La Fifla, témoin tragique des horreurs de l’après-guerre civile espagnole

Alors que nous arrivons à proximité de la casa de la Fifla, Jordi Sebastià évoque l’horreur de la répression directement vécue par sa belle-famille à la fin de la guerre civile. Le père de Silvia Soria a toujours lutté pour la République. Dénoncé par un voisin et emprisonné pendant plusieurs années, il est finalement fusillé.

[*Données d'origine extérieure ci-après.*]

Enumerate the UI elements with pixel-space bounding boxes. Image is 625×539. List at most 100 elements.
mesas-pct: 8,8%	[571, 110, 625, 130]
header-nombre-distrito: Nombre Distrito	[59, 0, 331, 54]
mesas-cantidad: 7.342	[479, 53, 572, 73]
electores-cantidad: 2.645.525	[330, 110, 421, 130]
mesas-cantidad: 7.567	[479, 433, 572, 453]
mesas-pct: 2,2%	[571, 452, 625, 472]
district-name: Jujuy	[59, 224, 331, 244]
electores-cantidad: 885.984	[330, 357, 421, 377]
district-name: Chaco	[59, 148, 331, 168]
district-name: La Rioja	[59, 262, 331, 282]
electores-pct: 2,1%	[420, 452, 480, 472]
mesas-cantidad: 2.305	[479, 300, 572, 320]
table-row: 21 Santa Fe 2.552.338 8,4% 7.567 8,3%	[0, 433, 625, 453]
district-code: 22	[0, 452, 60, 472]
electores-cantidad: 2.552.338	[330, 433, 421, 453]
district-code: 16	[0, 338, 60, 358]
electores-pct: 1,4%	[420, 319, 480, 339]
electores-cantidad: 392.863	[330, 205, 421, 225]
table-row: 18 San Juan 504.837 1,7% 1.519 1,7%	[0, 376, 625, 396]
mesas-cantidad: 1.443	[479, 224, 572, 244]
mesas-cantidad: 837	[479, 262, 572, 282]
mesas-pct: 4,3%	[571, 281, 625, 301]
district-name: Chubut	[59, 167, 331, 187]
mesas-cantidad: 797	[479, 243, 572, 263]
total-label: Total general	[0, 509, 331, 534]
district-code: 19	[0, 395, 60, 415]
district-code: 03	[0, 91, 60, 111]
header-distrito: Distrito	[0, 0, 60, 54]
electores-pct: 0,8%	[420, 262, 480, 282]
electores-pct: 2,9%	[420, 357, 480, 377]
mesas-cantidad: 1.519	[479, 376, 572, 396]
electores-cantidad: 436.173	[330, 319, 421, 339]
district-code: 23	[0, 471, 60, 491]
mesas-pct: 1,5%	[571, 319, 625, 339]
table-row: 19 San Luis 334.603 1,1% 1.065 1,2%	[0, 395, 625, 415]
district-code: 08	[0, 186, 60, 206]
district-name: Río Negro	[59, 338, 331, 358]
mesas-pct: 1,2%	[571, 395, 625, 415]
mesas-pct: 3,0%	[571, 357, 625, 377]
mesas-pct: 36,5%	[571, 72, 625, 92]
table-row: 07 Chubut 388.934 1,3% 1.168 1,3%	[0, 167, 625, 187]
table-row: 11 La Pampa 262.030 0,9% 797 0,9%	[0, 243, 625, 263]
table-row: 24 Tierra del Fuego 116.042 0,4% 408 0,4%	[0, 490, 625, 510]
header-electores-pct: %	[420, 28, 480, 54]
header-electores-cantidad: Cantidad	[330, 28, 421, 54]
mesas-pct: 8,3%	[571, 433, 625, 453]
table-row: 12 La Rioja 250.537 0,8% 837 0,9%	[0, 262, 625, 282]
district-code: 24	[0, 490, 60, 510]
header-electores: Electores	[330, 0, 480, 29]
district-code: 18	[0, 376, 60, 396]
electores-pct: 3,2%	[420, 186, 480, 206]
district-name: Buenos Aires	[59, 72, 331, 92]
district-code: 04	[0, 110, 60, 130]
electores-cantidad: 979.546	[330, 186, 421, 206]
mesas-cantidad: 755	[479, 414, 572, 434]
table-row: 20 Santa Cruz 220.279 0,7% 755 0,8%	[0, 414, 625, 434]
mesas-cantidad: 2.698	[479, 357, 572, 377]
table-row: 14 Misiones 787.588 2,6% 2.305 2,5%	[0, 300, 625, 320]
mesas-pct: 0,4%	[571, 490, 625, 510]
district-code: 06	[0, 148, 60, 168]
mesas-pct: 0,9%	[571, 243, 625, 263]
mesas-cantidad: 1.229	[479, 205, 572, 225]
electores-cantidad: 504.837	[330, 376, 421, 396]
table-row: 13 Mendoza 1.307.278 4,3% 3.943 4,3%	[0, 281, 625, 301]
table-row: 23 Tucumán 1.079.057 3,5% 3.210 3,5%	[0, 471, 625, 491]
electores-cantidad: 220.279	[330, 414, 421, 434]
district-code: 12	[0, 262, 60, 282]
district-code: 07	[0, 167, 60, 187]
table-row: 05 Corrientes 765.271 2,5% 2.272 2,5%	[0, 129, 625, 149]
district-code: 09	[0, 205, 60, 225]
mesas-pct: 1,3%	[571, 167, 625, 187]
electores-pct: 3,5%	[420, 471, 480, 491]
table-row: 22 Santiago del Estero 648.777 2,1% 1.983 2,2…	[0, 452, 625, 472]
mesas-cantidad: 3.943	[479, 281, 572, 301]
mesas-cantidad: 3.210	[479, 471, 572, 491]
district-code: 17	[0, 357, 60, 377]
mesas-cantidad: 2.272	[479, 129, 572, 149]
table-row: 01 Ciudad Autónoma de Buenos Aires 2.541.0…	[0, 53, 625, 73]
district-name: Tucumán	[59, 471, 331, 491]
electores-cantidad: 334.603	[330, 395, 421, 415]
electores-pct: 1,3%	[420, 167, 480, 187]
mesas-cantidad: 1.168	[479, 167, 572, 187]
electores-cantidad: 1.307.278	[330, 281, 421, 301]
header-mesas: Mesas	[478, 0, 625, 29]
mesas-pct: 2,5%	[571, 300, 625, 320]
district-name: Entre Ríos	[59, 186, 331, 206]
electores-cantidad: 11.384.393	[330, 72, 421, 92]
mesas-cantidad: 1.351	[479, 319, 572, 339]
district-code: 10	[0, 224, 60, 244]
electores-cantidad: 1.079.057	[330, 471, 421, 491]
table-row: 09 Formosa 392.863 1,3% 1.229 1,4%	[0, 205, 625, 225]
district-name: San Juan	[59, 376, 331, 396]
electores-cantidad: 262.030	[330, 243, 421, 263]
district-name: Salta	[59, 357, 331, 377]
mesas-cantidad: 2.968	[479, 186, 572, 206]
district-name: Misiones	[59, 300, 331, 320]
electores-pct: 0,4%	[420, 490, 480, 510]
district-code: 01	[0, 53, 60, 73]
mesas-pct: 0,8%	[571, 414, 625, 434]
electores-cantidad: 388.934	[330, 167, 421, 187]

Silvia Soria voit son père emmené par les forces de l’ordre le jour de Noël. Pendant plusieurs semaines, sa mère tente de le faire libérer par tous les moyens. Elle falsifie des documents et parvient à trouver un bateau chargé d’emmener les prisonniers évadés dans les eaux internationales. Son mari se sait innocent et refuse de partir. Il sera tué malgré tout.
Cayetano Ripoll : la dernière victime de l’Inquisition espagnole
Si le tragique réside d’abord dans la cruauté de telles exécutions, le pire de l’histoire se trouve peut-être ailleurs. “Alors âgée de sept ans, ma belle-mère a dû recueillir le corps sans vie de son père au cimetière de Paterna, qui était le lieu de fusillades le plus important d’Espagne à l’époque.”, nous explique Jordi Sebastià, l’air sombre. Touché par le récit que brosse Silvia, il décide de réaliser un documentaire pour lui donner l’occasion de raconter son histoire.
Un documentaire qui célèbre le devoir de mémoire
Le court-métrage La Fifla a été présenté lors de la septième édition du festival DocsValència/Espacio de No Ficción, qui a eu lieu en mai 2023 à Valencia. Il fait partie des seize documentaires sélectionnés pour la projection, sur un total de trente-sept productions.
Tout au long des vingt-huit minutes de documentaire, Jordi Sebastià s’attache à faire revivre La Punta du siècle dernier. Grâce aux effets spéciaux, il reconstitue par exemple l’ancienne plage désormais remplacée par le port de Valencia, l’autoroute et le chemin de fer. Alors que les images défilent, Silvia Soria raconte. Elle fait vivre la mémoire et transmet son expérience de la guerre aux nouvelles générations. Ses mains tremblantes sont le signe d’un passé encore proche et douloureux.
Plus qu’un récit familial, La Fifla est un morceau d’histoire qui aborde les questions de dignité et de devoir de mémoire. Car l’horreur ne doit pas être oubliée, Jordi Sebastià a décidé d’allumer sa caméra. Ainsi est née La Fifla : un récit sur la dignité humaine et l’importance de la mémoire.